Analysts had predicted new yuan loans of 975 billion yuan in February.

A pull-back in February’s tally had been widely expected as Chinese banks tend to front-load loans at the beginning of the year to get higher-quality customers and win market share.

Broad M2 money supply grew 8.0 percent in February from a year earlier, missing forecasts, the central bank data showed. Analysts had expected an 8.4 percent rise in M2 — unchanged from January.

Outstanding yuan loans grew 13.4 percent from a year earlier, matching expectations and unchanged from January’s rise.

China’s central bank is widely expected to ease policy further this year to spur lending and lower borrowing costs, especially for small and private firms vital for growth and job creation.

But policy-makers have repeatedly vowed not to open the credit floodgates in an economy already saddled with piles of debt — a legacy of massive stimulus during the global financial crisis in 2008-09 and subsequent downturns.

Corporate bond defaults hit a record last year, while banks’ non-performing loan ratio hit a 10-year high.

Premier Li Keqiang said on Tuesday that China will step up targeted cuts in the reserve requirement ratio for smaller and medium-sized banks with an aim to boost lending to small companies by large banks by more than 30 percent.

He also said monetary policy would be “neither too tight nor too loose.” Li also pledged to push for market-based reforms to lower real interest rates.
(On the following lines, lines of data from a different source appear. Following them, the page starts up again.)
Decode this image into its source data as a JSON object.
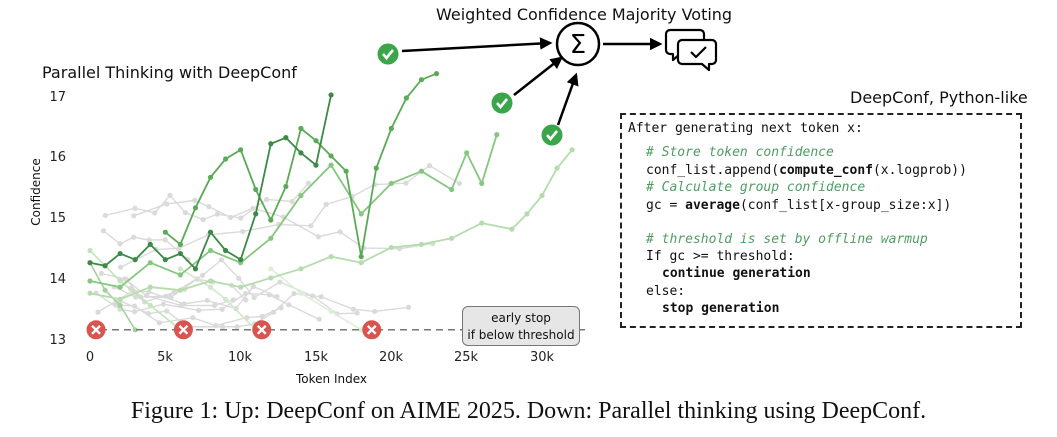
{
  "plot": {
    "title": "Parallel Thinking with DeepConf",
    "ylabel": "Confidence",
    "xlabel": "Token Index",
    "y_ticks": [
      "13",
      "14",
      "15",
      "16",
      "17"
    ],
    "x_ticks": [
      "0",
      "5k",
      "10k",
      "15k",
      "20k",
      "25k",
      "30k"
    ],
    "early_stop_line1": "early stop",
    "early_stop_line2": "if below threshold"
  },
  "chart_data": {
    "type": "line",
    "title": "Parallel Thinking with DeepConf",
    "xlabel": "Token Index",
    "ylabel": "Confidence",
    "xlim": [
      0,
      32000
    ],
    "ylim": [
      13,
      17.2
    ],
    "threshold": 13.2,
    "kept_series": [
      {
        "color": "#3c8a46",
        "x": [
          0,
          1000,
          2000,
          3000,
          4000,
          5000,
          6000,
          7000,
          8000,
          9000,
          10000,
          11000,
          12000,
          13000,
          14000,
          15000,
          16000
        ],
        "y": [
          14.3,
          14.25,
          14.45,
          14.35,
          14.6,
          14.35,
          14.45,
          14.2,
          14.8,
          14.5,
          14.35,
          15.1,
          16.25,
          16.35,
          16.1,
          15.9,
          17.05
        ]
      },
      {
        "color": "#5aaa57",
        "x": [
          5000,
          6000,
          7000,
          8000,
          9000,
          10000,
          11000,
          12000,
          13000,
          14000,
          15000,
          16000,
          17000,
          18000,
          19000,
          20000,
          21000,
          22000,
          23000
        ],
        "y": [
          14.8,
          14.6,
          15.2,
          15.7,
          16.0,
          16.15,
          15.5,
          15.0,
          15.55,
          16.5,
          16.3,
          16.05,
          15.8,
          14.4,
          15.85,
          16.5,
          17.0,
          17.3,
          17.4
        ]
      },
      {
        "color": "#86c780",
        "x": [
          0,
          2000,
          4000,
          6000,
          8000,
          10000,
          12000,
          14000,
          16000,
          18000,
          20000,
          22000,
          24000,
          25000,
          26000,
          27000
        ],
        "y": [
          14.0,
          13.9,
          14.3,
          14.1,
          14.5,
          14.3,
          14.7,
          15.4,
          15.9,
          15.1,
          15.6,
          15.8,
          15.5,
          16.1,
          15.6,
          16.4
        ]
      },
      {
        "color": "#b5dcac",
        "x": [
          0,
          2000,
          4000,
          6000,
          8000,
          10000,
          12000,
          14000,
          16000,
          18000,
          20000,
          22000,
          24000,
          26000,
          28000,
          29000,
          30000,
          31000,
          32000
        ],
        "y": [
          13.8,
          13.7,
          13.9,
          13.85,
          14.0,
          13.9,
          14.05,
          14.2,
          14.4,
          14.3,
          14.55,
          14.6,
          14.7,
          14.95,
          14.85,
          15.1,
          15.4,
          15.85,
          16.15
        ]
      }
    ],
    "stopped_series": [
      {
        "color": "#a3d19b",
        "x": [
          0,
          1000,
          2000,
          3000
        ],
        "y": [
          14.3,
          13.85,
          13.6,
          13.2
        ]
      },
      {
        "color": "#c2e3bb",
        "x": [
          0,
          2000,
          4000,
          6000
        ],
        "y": [
          14.5,
          14.0,
          13.6,
          13.2
        ]
      },
      {
        "color": "#cfe9c9",
        "x": [
          6000,
          8000,
          9000,
          11000
        ],
        "y": [
          14.2,
          13.9,
          13.7,
          13.2
        ]
      },
      {
        "color": "#dcefd7",
        "x": [
          12000,
          14000,
          16000,
          18000
        ],
        "y": [
          14.2,
          13.8,
          13.5,
          13.2
        ]
      }
    ],
    "stop_marks_x": [
      400,
      6200,
      11400,
      18700
    ],
    "background_series_count": 12
  },
  "voting": {
    "title": "Weighted Confidence Majority Voting",
    "sigma": "Σ"
  },
  "code": {
    "title": "DeepConf, Python-like",
    "line1": "After generating next token x:",
    "c1": "# Store token confidence",
    "line2a": "conf_list.append(",
    "line2b": "compute_conf",
    "line2c": "(x.logprob))",
    "c2": "# Calculate group confidence",
    "line3a": "gc = ",
    "line3b": "average",
    "line3c": "(conf_list[x-group_size:x])",
    "c3": "# threshold is set by offline warmup",
    "line4": "If gc >= threshold:",
    "line5": "continue generation",
    "line6": "else:",
    "line7": "stop generation"
  },
  "caption": "Figure 1: Up: DeepConf on AIME 2025. Down: Parallel thinking using DeepConf.",
  "colors": {
    "check": "#3ba54a",
    "cross": "#d9534f",
    "threshold": "#777777"
  }
}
The central bank has already cut RRR — the amount that banks need to set aside as reserves — five times over the past year, most recently in January. Further cuts are widely expected.
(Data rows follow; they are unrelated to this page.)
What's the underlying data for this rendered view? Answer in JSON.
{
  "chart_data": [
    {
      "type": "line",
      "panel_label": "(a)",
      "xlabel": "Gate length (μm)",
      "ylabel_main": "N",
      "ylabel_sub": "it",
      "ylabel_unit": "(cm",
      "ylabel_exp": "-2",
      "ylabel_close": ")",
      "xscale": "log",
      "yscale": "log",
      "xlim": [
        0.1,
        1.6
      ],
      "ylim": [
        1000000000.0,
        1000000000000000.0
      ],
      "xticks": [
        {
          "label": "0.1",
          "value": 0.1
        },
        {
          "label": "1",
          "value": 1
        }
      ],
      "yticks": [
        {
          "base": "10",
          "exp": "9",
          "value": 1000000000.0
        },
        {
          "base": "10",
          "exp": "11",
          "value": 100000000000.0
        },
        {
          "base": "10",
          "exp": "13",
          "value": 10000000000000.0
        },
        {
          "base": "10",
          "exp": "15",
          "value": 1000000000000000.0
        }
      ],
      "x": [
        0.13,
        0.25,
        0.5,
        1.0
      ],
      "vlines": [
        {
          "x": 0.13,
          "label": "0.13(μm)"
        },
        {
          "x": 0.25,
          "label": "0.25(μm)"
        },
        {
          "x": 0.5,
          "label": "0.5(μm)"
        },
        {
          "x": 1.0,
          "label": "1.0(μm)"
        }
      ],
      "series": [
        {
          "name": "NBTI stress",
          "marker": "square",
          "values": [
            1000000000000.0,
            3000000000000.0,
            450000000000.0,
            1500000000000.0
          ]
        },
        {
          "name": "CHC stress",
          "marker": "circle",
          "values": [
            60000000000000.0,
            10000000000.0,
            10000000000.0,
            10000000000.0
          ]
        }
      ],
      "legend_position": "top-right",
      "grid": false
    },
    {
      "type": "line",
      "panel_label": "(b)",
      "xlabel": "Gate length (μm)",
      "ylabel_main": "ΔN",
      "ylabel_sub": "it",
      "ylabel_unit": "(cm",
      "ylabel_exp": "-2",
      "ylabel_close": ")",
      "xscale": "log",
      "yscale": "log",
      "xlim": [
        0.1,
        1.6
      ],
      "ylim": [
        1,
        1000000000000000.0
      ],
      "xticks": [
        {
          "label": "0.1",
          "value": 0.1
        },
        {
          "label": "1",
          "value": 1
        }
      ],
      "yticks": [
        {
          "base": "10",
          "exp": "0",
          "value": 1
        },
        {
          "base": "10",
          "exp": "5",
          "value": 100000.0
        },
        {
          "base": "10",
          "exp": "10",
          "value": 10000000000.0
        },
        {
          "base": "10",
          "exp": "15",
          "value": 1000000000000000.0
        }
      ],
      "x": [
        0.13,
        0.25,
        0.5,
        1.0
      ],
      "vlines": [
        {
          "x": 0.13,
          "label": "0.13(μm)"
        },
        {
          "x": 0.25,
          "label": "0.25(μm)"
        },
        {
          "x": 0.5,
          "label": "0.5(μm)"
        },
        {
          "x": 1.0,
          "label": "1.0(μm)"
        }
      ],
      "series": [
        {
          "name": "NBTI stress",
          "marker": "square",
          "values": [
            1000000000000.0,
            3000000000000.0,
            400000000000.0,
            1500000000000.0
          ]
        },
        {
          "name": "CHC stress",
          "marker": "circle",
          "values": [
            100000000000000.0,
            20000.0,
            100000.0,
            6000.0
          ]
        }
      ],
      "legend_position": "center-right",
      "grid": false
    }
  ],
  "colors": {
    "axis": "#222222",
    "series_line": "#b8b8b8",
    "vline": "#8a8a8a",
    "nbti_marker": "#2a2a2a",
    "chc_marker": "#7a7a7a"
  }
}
Growth of outstanding total social financing, a broad measure of credit and liquidity in the economy, slowed to 10.1 percent in February from January’s 10.4 percent, versus a record low of 9.8 percent in December.

TSF includes off-balance sheet forms of financing that exist outside the conventional bank lending system, such as initial public offerings, loans from trust companies and bond sales.

In February, TSF fell to 703 billion yuan from 4.64 trillion yuan in January.

Analysts note there is a time lag before a jump in lending will translate into growth, suggesting business conditions may get worse before they get better.